Après l'intelligence

Dans un essai (.PDF) de Milan M. Ćirković, celui-ci s'intéresse au roman Permanence de Karl Schroeder. En effet, le roman propose, entre autres, une solution au paradoxe de Fermi.

Rappelons que le paradoxe de Fermi part des principes que l'univers est depuis longtemps capable d'entretenir la vie, que l'évolution de la vie mène à l'intelligence et que les distances interstellaires ne sont pas à ce point grandes qu'avec un peu de temps, les émissaires d'une collectivité douée d'intelligence ne pourraient pas atteindre pratiquement toutes les étoiles à leur portée.

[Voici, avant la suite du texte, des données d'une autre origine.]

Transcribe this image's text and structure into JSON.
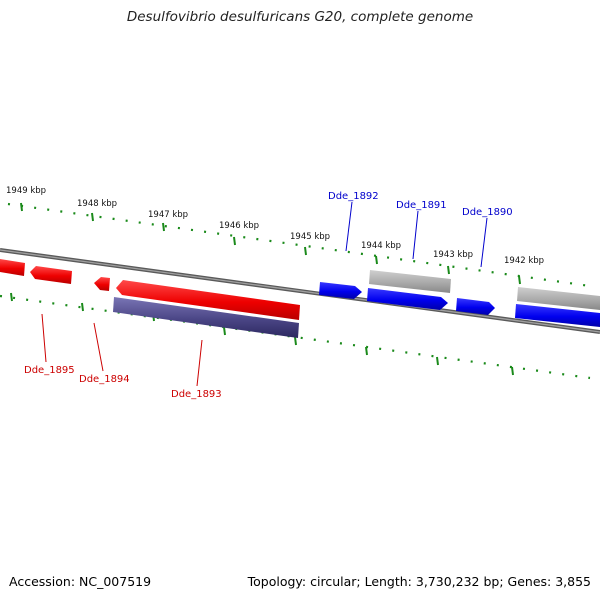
{
  "title": "Desulfovibrio desulfuricans G20, complete genome",
  "footer": {
    "accession": "Accession: NC_007519",
    "summary": "Topology: circular; Length: 3,730,232 bp; Genes: 3,855"
  },
  "colors": {
    "forward_gene": "#0000ee",
    "reverse_gene": "#ee0000",
    "rna_gene": "#4a4585",
    "pseudo_gene": "#aaaaaa",
    "ticks": "#1a8a1a",
    "backbone": "#777777"
  },
  "kbp_labels": [
    "1949 kbp",
    "1948 kbp",
    "1947 kbp",
    "1946 kbp",
    "1945 kbp",
    "1944 kbp",
    "1943 kbp",
    "1942 kbp"
  ],
  "gene_labels": {
    "forward": [
      "Dde_1892",
      "Dde_1891",
      "Dde_1890"
    ],
    "reverse": [
      "Dde_1895",
      "Dde_1894",
      "Dde_1893"
    ]
  }
}
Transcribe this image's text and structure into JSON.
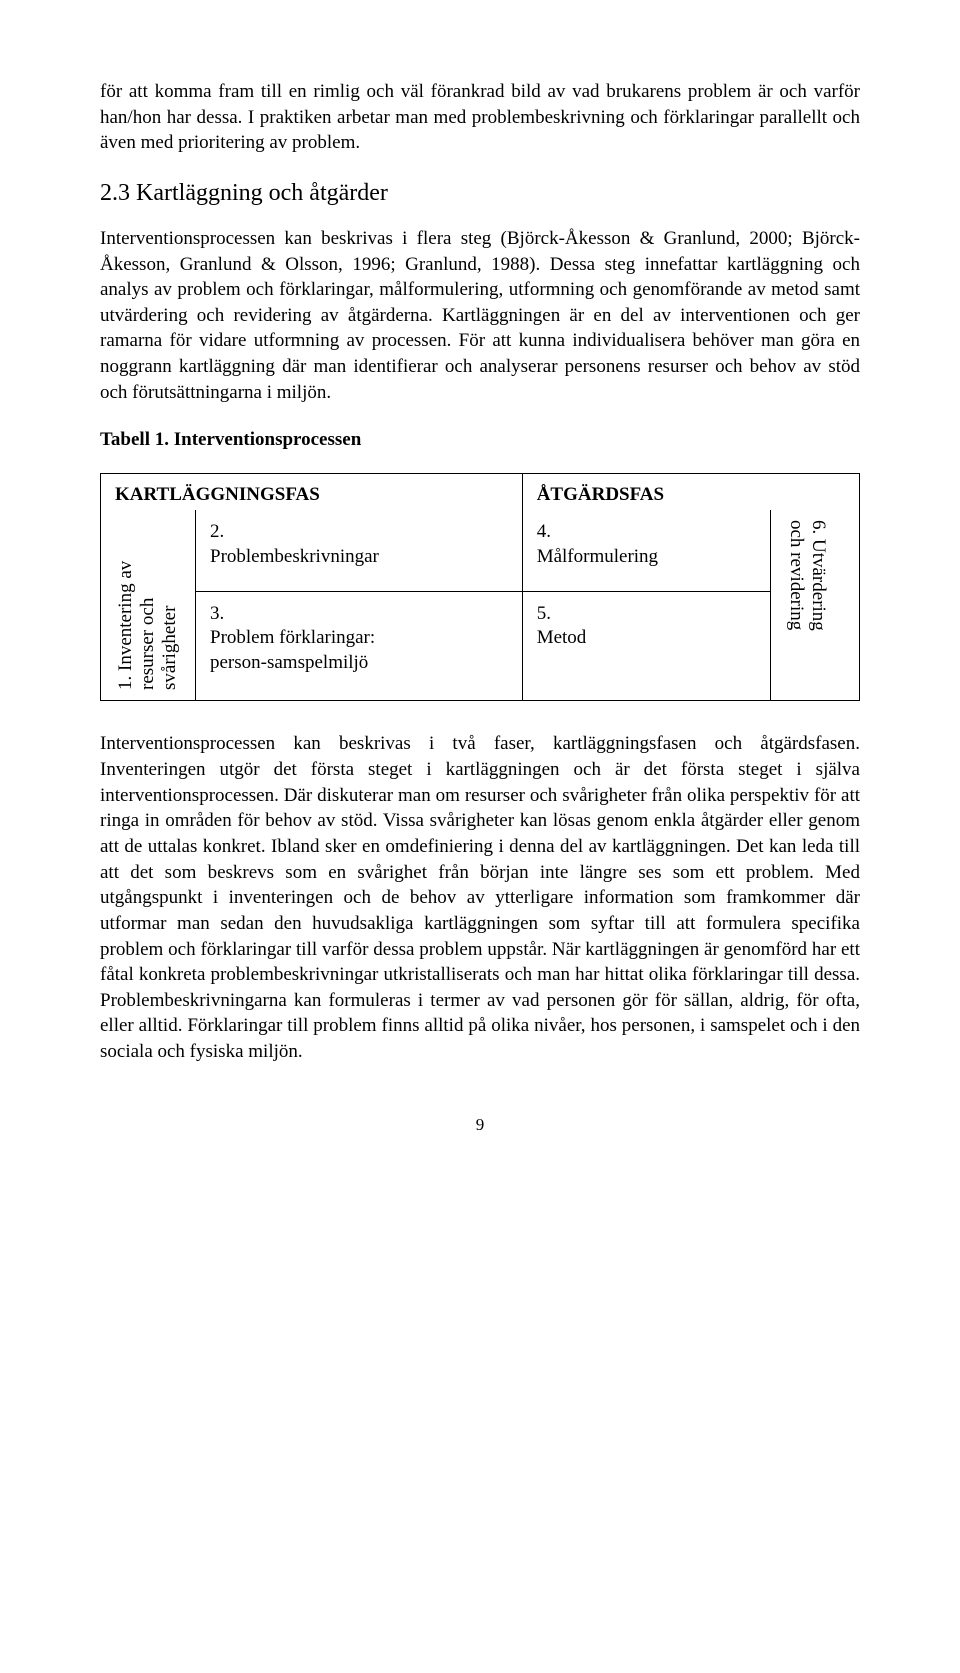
{
  "paragraph_1": "för att komma fram till en rimlig och väl förankrad bild av vad brukarens problem är och varför han/hon har dessa. I praktiken arbetar man med problembeskrivning och förklaringar parallellt och även med prioritering av problem.",
  "heading_2_3": "2.3 Kartläggning och åtgärder",
  "paragraph_2": "Interventionsprocessen kan beskrivas i flera steg (Björck-Åkesson & Granlund, 2000; Björck-Åkesson, Granlund & Olsson, 1996; Granlund, 1988). Dessa steg innefattar kartläggning och analys av problem och förklaringar, målformulering, utformning och genomförande av metod samt utvärdering och revidering av åtgärderna. Kartläggningen är en del av interventionen och ger ramarna för vidare utformning av processen. För att kunna individualisera behöver man göra en noggrann kartläggning där man identifierar och analyserar personens resurser och behov av stöd och förutsättningarna i miljön.",
  "table_title": "Tabell 1. Interventionsprocessen",
  "table": {
    "phase1_header": "KARTLÄGGNINGSFAS",
    "phase2_header": "ÅTGÄRDSFAS",
    "col1_vert": "1. Inventering av\nresurser och\nsvårigheter",
    "cell_2": "2.\nProblembeskrivningar",
    "cell_3": "3.\nProblem förklaringar:\nperson-samspelmiljö",
    "cell_4": "4.\nMålformulering",
    "cell_5": "5.\nMetod",
    "col6_vert": "6. Utvärdering\noch revidering"
  },
  "paragraph_3": "Interventionsprocessen kan beskrivas i två faser, kartläggningsfasen och åtgärdsfasen. Inventeringen utgör det första steget i kartläggningen och är det första steget i själva interventionsprocessen. Där diskuterar man om resurser och svårigheter från olika perspektiv för att ringa in områden för behov av stöd. Vissa svårigheter kan lösas genom enkla åtgärder eller genom att de uttalas konkret. Ibland sker en omdefiniering i denna del av kartläggningen. Det kan leda till att det som beskrevs som en svårighet från början inte längre ses som ett problem. Med utgångspunkt i inventeringen och de behov av ytterligare information som framkommer där utformar man sedan den huvudsakliga kartläggningen som syftar till att formulera specifika problem och förklaringar till varför dessa problem uppstår. När kartläggningen är genomförd har ett fåtal konkreta problembeskrivningar utkristalliserats och man har hittat olika förklaringar till dessa. Problembeskrivningarna kan formuleras i termer av vad personen gör för sällan, aldrig, för ofta, eller alltid. Förklaringar till problem finns alltid på olika nivåer, hos personen, i samspelet och i den sociala och fysiska miljön.",
  "page_number": "9"
}
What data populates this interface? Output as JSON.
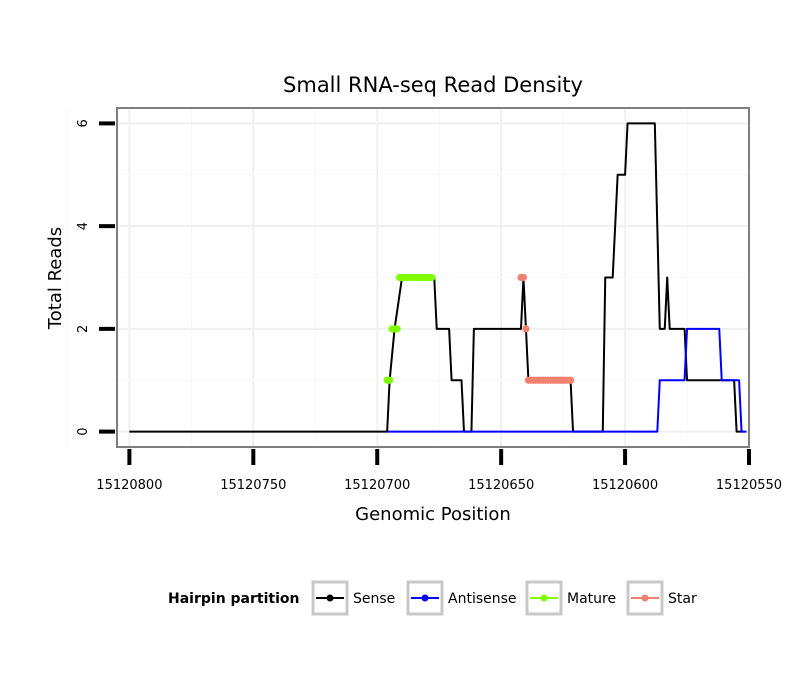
{
  "chart_data": {
    "type": "line",
    "title": "Small RNA-seq Read Density",
    "xlabel": "Genomic Position",
    "ylabel": "Total Reads",
    "xlim": [
      15120805,
      15120550
    ],
    "ylim": [
      -0.3,
      6.3
    ],
    "x_ticks": [
      15120800,
      15120750,
      15120700,
      15120650,
      15120600,
      15120550
    ],
    "x_tick_labels": [
      "15120800",
      "15120750",
      "15120700",
      "15120650",
      "15120600",
      "15120550"
    ],
    "y_ticks": [
      0,
      2,
      4,
      6
    ],
    "y_tick_labels": [
      "0",
      "2",
      "4",
      "6"
    ],
    "legend": {
      "title": "Hairpin partition",
      "position": "bottom",
      "entries": [
        "Sense",
        "Antisense",
        "Mature",
        "Star"
      ]
    },
    "series": [
      {
        "name": "Sense",
        "color": "#000000",
        "style": "line",
        "points": [
          [
            15120800,
            0
          ],
          [
            15120696,
            0
          ],
          [
            15120695,
            1
          ],
          [
            15120693,
            2
          ],
          [
            15120690,
            3
          ],
          [
            15120677,
            3
          ],
          [
            15120676,
            2
          ],
          [
            15120671,
            2
          ],
          [
            15120670,
            1
          ],
          [
            15120666,
            1
          ],
          [
            15120665,
            0
          ],
          [
            15120662,
            0
          ],
          [
            15120661,
            2
          ],
          [
            15120642,
            2
          ],
          [
            15120641,
            3
          ],
          [
            15120640,
            2
          ],
          [
            15120639,
            1
          ],
          [
            15120622,
            1
          ],
          [
            15120621,
            0
          ],
          [
            15120609,
            0
          ],
          [
            15120608,
            3
          ],
          [
            15120605,
            3
          ],
          [
            15120604,
            4
          ],
          [
            15120603,
            5
          ],
          [
            15120600,
            5
          ],
          [
            15120599,
            6
          ],
          [
            15120588,
            6
          ],
          [
            15120587,
            4
          ],
          [
            15120586,
            2
          ],
          [
            15120584,
            2
          ],
          [
            15120583,
            3
          ],
          [
            15120582,
            2
          ],
          [
            15120576,
            2
          ],
          [
            15120575,
            1
          ],
          [
            15120556,
            1
          ],
          [
            15120555,
            0
          ],
          [
            15120552,
            0
          ]
        ]
      },
      {
        "name": "Antisense",
        "color": "#0000ff",
        "style": "line",
        "points": [
          [
            15120696,
            0
          ],
          [
            15120587,
            0
          ],
          [
            15120586,
            1
          ],
          [
            15120576,
            1
          ],
          [
            15120575,
            2
          ],
          [
            15120562,
            2
          ],
          [
            15120561,
            1
          ],
          [
            15120554,
            1
          ],
          [
            15120553,
            0
          ],
          [
            15120551,
            0
          ]
        ]
      },
      {
        "name": "Mature",
        "color": "#7fff00",
        "style": "points",
        "points": [
          [
            15120696,
            1
          ],
          [
            15120695,
            1
          ],
          [
            15120694,
            2
          ],
          [
            15120693,
            2
          ],
          [
            15120692,
            2
          ],
          [
            15120691,
            3
          ],
          [
            15120690,
            3
          ],
          [
            15120689,
            3
          ],
          [
            15120688,
            3
          ],
          [
            15120687,
            3
          ],
          [
            15120686,
            3
          ],
          [
            15120685,
            3
          ],
          [
            15120684,
            3
          ],
          [
            15120683,
            3
          ],
          [
            15120682,
            3
          ],
          [
            15120681,
            3
          ],
          [
            15120680,
            3
          ],
          [
            15120679,
            3
          ],
          [
            15120678,
            3
          ]
        ]
      },
      {
        "name": "Star",
        "color": "#f08070",
        "style": "points",
        "points": [
          [
            15120642,
            3
          ],
          [
            15120641,
            3
          ],
          [
            15120640,
            2
          ],
          [
            15120639,
            1
          ],
          [
            15120638,
            1
          ],
          [
            15120637,
            1
          ],
          [
            15120636,
            1
          ],
          [
            15120635,
            1
          ],
          [
            15120634,
            1
          ],
          [
            15120633,
            1
          ],
          [
            15120632,
            1
          ],
          [
            15120631,
            1
          ],
          [
            15120630,
            1
          ],
          [
            15120629,
            1
          ],
          [
            15120628,
            1
          ],
          [
            15120627,
            1
          ],
          [
            15120626,
            1
          ],
          [
            15120625,
            1
          ],
          [
            15120624,
            1
          ],
          [
            15120623,
            1
          ],
          [
            15120622,
            1
          ]
        ]
      }
    ]
  }
}
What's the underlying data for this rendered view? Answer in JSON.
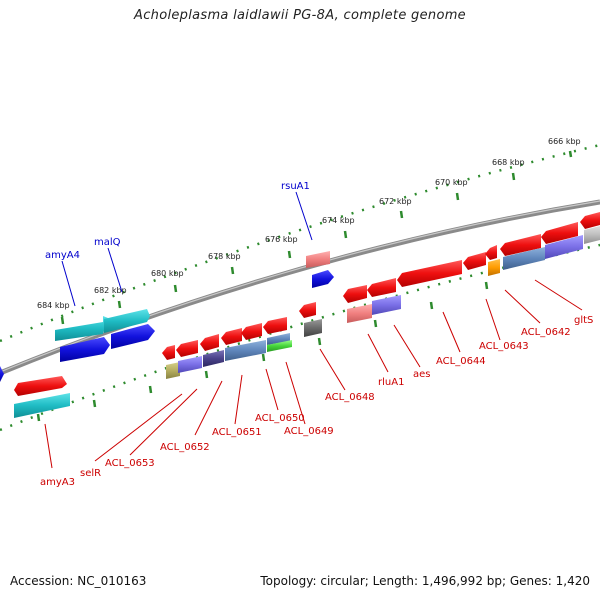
{
  "title": "Acholeplasma laidlawii PG-8A, complete genome",
  "footer": {
    "accession": "Accession: NC_010163",
    "summary": "Topology: circular; Length: 1,496,992 bp; Genes: 1,420"
  },
  "scale_labels": [
    "666 kbp",
    "668 kbp",
    "670 kbp",
    "672 kbp",
    "674 kbp",
    "676 kbp",
    "678 kbp",
    "680 kbp",
    "682 kbp",
    "684 kbp"
  ],
  "gene_labels_forward": [
    "amyA4",
    "malQ",
    "rsuA1"
  ],
  "gene_labels_reverse": [
    "amyA3",
    "selR",
    "ACL_0653",
    "ACL_0652",
    "ACL_0651",
    "ACL_0650",
    "ACL_0649",
    "ACL_0648",
    "rluA1",
    "aes",
    "ACL_0644",
    "ACL_0643",
    "ACL_0642",
    "gltS"
  ],
  "colors": {
    "backbone": "#808080",
    "tick": "#2e8b2e",
    "forward_label": "#0000cc",
    "reverse_label": "#cc0000",
    "cds_red": "#ee1111",
    "cds_cyan": "#20c0c8",
    "cds_blue": "#1010dd"
  }
}
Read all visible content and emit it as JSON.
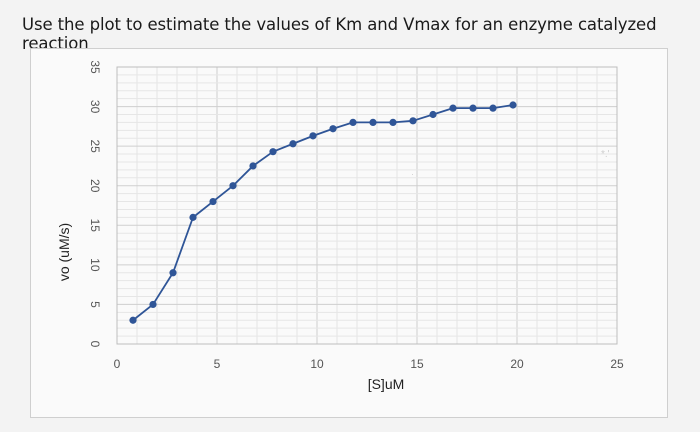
{
  "question": "Use the plot to estimate the values of Km and Vmax for an enzyme catalyzed reaction",
  "chart_data": {
    "type": "line",
    "title": "",
    "xlabel": "[S]uM",
    "ylabel": "vo (uM/s)",
    "xlim": [
      0,
      25
    ],
    "ylim": [
      0,
      35
    ],
    "x_ticks": [
      "0",
      "5",
      "10",
      "15",
      "20",
      "25"
    ],
    "y_ticks": [
      "0",
      "5",
      "10",
      "15",
      "20",
      "25",
      "30",
      "35"
    ],
    "grid": true,
    "legend": "none",
    "series": [
      {
        "color": "#2f5597",
        "x": [
          0.8,
          1.8,
          2.8,
          3.8,
          4.8,
          5.8,
          6.8,
          7.8,
          8.8,
          9.8,
          10.8,
          11.8,
          12.8,
          13.8,
          14.8,
          15.8,
          16.8,
          17.8,
          18.8,
          19.8
        ],
        "y": [
          3,
          5,
          9,
          16,
          18,
          20,
          22.5,
          24.3,
          25.3,
          26.3,
          27.2,
          28,
          28,
          28,
          28.2,
          29,
          29.8,
          29.8,
          29.8,
          30.2
        ]
      }
    ]
  }
}
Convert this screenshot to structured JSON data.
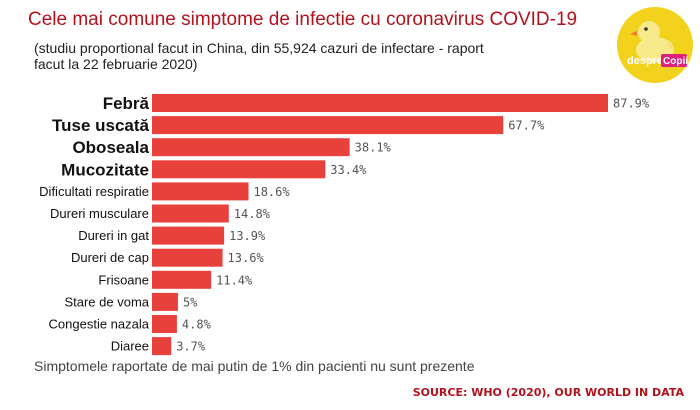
{
  "header": {
    "title": "Cele mai comune simptome de infectie cu coronavirus COVID-19",
    "subtitle": "(studiu proportional facut in China, din 55,924 cazuri de infectare - raport facut la 22 februarie 2020)"
  },
  "logo": {
    "text_prefix": "despre",
    "text_suffix": "Copii",
    "icon": "duck-icon",
    "colors": {
      "background": "#f2d21c",
      "duck": "#f7ea8a",
      "beak": "#e8832a",
      "text_badge": "#e0207a"
    }
  },
  "chart_data": {
    "type": "bar",
    "orientation": "horizontal",
    "title": "",
    "xlabel": "",
    "ylabel": "",
    "xlim": [
      0,
      100
    ],
    "grid": false,
    "bar_color": "#e8413c",
    "value_label_color": "#555555",
    "categories": [
      "Febră",
      "Tuse uscată",
      "Oboseala",
      "Mucozitate",
      "Dificultati respiratie",
      "Dureri musculare",
      "Dureri in gat",
      "Dureri de cap",
      "Frisoane",
      "Stare de voma",
      "Congestie nazala",
      "Diaree"
    ],
    "values": [
      87.9,
      67.7,
      38.1,
      33.4,
      18.6,
      14.8,
      13.9,
      13.6,
      11.4,
      5,
      4.8,
      3.7
    ],
    "value_labels": [
      "87.9%",
      "67.7%",
      "38.1%",
      "33.4%",
      "18.6%",
      "14.8%",
      "13.9%",
      "13.6%",
      "11.4%",
      "5%",
      "4.8%",
      "3.7%"
    ],
    "emphasized_count": 4
  },
  "footer": {
    "note": "Simptomele raportate de mai putin de 1% din pacienti nu sunt prezente",
    "source": "SOURCE: WHO (2020), OUR WORLD IN DATA"
  }
}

Par conséquent, comme disait Fermi, des représentants de ces autres sociétés devraient déjà se trouver sur Terre et s'être faits connaître. Or, délires ufologiques à part, ils ne sont pas là. Où sont-ils?

De nombreuses solutions ont été proposées. Dans Permanence, Schroeder défendait une idée pas tout à fait nouvelle, mais quand même frappante, selon laquelle l'intelligence n'était qu'un atout transitoire dans l'évolution du vivant (et certainement pas le préalable à une forme supérieure de conscience). En gros, ses personnages étaient obligés d'envisager la possibilité d'une adaptation supplémentaire, voire d'une méta-adaptation, aux conditions de vie, cette adaptation permettant à des espèces anciennement intelligentes d'assimiler sous forme d'automatismes toutes les habiletés nécessaires à leur survie.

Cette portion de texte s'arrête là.